Founded by AWS, Cisco, IBM, IntellectEU, Nvidia, QuSecure, SandboxAQ, and the University of Waterloo, the PQCA will focus on addressing the security challenges posed by quantum computing.
With quantum computing expected to allow threat actors to break existing security keys fast, securing data and communications in the post-quantum era becomes imperative, and the PQCA is set to help address this issue.
The alliance will engage in the development of both standardized and post-quantum algorithms, aiming to help organizations and open source projects looking for libraries and packages to support their alignment with the Commercial National Security Algorithm Suite 2.0.
To facilitate the adoption of post-quantum cryptography, the PQCA will engage in various technical projects, including the development of software for evaluating, prototyping, and deploying post-quantum algorithms.
PQCA founding members have long been active in the standardization of post-quantum cryptography, co-authoring the first four algorithms selected in the NIST Post-Quantum Cryptography Standardization Project, and the work of PQCA builds on this foundation.

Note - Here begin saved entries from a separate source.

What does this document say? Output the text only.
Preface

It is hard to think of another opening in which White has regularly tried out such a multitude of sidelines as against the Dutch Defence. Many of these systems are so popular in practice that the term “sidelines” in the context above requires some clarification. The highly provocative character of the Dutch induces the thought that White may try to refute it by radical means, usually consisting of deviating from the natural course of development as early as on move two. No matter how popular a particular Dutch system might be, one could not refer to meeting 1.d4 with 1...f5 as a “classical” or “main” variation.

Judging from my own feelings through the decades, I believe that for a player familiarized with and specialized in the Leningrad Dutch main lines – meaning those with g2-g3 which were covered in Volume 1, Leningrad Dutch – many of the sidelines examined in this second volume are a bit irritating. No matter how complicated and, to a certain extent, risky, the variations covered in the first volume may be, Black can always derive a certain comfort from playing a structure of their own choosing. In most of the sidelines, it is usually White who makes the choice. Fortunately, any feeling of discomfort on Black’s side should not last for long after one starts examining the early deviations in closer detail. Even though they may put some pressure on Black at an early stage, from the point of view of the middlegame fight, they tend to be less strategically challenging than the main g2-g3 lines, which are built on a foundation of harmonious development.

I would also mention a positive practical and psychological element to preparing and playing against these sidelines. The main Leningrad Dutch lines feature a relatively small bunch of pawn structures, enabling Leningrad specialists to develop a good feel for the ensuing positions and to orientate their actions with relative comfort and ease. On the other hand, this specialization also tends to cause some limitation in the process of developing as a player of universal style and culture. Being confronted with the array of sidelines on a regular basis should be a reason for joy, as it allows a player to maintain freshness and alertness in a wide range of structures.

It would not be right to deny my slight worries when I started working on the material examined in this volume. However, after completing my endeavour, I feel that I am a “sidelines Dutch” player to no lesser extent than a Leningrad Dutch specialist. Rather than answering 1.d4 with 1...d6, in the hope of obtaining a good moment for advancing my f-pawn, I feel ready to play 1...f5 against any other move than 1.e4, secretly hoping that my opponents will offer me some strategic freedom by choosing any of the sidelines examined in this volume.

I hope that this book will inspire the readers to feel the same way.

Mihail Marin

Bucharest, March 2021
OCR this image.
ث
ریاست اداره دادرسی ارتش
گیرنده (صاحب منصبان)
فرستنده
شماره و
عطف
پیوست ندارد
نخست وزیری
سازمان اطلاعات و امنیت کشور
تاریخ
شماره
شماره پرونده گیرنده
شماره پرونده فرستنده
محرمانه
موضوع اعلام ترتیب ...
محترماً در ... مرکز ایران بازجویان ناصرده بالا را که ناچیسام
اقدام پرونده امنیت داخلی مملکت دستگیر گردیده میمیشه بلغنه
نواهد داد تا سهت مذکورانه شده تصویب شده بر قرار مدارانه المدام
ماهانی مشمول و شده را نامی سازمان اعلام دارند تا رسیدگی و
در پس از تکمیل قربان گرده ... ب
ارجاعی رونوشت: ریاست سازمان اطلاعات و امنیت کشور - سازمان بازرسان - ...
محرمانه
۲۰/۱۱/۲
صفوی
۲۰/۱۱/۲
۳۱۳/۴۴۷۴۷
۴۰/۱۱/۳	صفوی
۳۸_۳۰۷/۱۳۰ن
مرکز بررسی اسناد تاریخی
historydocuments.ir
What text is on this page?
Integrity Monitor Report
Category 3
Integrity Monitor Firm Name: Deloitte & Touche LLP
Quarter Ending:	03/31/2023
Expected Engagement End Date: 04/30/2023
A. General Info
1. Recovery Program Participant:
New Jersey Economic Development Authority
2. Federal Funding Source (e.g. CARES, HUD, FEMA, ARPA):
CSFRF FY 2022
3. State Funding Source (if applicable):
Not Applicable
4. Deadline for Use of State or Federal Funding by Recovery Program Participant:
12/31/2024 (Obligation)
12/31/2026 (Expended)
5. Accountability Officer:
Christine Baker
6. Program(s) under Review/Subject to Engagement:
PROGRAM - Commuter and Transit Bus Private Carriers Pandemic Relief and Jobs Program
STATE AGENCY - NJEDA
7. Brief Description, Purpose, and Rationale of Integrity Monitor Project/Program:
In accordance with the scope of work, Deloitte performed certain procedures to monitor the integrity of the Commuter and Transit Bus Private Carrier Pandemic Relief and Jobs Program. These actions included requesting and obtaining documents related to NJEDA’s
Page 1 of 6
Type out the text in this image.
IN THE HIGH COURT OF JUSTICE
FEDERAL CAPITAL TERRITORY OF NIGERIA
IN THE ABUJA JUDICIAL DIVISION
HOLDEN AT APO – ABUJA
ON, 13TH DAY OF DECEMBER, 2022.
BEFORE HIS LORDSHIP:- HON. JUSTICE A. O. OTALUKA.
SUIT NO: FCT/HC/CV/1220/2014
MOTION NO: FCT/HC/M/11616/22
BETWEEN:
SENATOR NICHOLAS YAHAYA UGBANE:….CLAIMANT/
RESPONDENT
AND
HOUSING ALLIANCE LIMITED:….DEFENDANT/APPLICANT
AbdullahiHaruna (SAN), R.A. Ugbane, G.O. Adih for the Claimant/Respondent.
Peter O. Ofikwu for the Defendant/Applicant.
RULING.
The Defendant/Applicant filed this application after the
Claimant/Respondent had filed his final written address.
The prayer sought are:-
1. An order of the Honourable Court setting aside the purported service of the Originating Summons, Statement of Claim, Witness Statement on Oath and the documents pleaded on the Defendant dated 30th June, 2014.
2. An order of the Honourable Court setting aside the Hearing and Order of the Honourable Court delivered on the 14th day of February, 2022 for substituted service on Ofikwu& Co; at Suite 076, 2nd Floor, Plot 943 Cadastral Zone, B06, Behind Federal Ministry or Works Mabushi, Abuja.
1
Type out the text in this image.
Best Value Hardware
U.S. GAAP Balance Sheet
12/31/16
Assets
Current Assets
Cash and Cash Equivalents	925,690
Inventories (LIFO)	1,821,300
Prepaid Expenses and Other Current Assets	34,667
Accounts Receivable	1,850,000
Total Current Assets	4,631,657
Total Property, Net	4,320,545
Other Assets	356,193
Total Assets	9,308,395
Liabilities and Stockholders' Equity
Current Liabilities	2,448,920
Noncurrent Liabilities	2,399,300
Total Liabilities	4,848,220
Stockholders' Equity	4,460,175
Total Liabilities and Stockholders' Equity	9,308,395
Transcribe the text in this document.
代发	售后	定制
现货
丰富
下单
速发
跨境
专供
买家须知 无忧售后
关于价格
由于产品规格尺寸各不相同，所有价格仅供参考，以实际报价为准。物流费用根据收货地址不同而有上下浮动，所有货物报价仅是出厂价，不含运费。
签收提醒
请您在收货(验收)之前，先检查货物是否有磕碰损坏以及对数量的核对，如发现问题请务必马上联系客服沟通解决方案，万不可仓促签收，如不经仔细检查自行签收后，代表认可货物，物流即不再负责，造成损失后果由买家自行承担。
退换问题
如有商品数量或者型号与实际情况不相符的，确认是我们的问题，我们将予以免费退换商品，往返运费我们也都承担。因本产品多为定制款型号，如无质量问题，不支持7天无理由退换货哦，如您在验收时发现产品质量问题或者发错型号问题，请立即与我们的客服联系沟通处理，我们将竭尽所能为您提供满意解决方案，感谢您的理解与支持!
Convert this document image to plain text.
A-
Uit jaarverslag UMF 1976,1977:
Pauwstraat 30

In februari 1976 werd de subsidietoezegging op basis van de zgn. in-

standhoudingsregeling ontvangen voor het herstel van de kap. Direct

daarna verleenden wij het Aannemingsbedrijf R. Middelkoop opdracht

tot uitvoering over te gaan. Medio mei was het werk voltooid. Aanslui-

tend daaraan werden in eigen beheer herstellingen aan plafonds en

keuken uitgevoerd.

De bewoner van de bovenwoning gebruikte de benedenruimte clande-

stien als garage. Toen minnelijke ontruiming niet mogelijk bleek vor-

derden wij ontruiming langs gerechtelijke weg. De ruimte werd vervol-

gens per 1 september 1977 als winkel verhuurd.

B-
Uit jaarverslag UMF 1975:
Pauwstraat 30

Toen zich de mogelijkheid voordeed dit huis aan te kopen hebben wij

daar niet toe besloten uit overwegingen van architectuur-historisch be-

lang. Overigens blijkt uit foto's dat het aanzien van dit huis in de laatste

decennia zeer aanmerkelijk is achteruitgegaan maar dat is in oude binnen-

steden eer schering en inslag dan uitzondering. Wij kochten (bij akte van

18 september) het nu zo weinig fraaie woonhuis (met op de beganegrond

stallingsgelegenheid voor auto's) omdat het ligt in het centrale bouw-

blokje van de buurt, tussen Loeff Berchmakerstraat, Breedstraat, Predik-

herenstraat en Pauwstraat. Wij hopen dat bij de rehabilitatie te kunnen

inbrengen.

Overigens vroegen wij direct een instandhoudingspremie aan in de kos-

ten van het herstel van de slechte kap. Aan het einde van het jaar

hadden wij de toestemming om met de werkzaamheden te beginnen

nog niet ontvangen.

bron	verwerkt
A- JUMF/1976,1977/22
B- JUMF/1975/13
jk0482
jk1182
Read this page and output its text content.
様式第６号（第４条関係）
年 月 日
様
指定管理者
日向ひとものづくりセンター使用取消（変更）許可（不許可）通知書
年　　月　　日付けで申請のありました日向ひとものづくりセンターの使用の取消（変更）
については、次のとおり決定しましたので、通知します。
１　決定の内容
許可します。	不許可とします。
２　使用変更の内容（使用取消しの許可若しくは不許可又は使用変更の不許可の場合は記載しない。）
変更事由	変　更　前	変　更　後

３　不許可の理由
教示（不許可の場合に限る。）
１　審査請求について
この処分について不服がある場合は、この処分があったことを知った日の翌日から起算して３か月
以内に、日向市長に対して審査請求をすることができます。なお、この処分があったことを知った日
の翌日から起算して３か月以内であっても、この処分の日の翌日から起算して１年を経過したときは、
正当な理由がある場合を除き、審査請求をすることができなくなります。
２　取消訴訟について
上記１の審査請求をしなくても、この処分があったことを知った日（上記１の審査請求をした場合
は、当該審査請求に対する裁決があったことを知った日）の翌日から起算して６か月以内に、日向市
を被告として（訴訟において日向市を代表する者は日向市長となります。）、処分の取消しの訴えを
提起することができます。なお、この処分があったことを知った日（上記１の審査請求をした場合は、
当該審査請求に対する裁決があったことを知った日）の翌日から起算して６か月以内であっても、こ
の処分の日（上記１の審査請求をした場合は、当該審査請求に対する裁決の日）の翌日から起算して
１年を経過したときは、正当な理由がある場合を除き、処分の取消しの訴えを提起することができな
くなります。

PQCA's launch projects include the Open Quantum Safe project, which was founded at the University of Waterloo in 2014, and the new PQ Code Package project, aimed at the development of high-assurance production-ready software implementations of post-quantum cryptography standards.
The launch of PQCA comes roughly one year after IBM published a roadmap to help federal agencies and businesses with the migration to post-quantum computing.
UK and US government agencies published guidance to help organizations with the transition.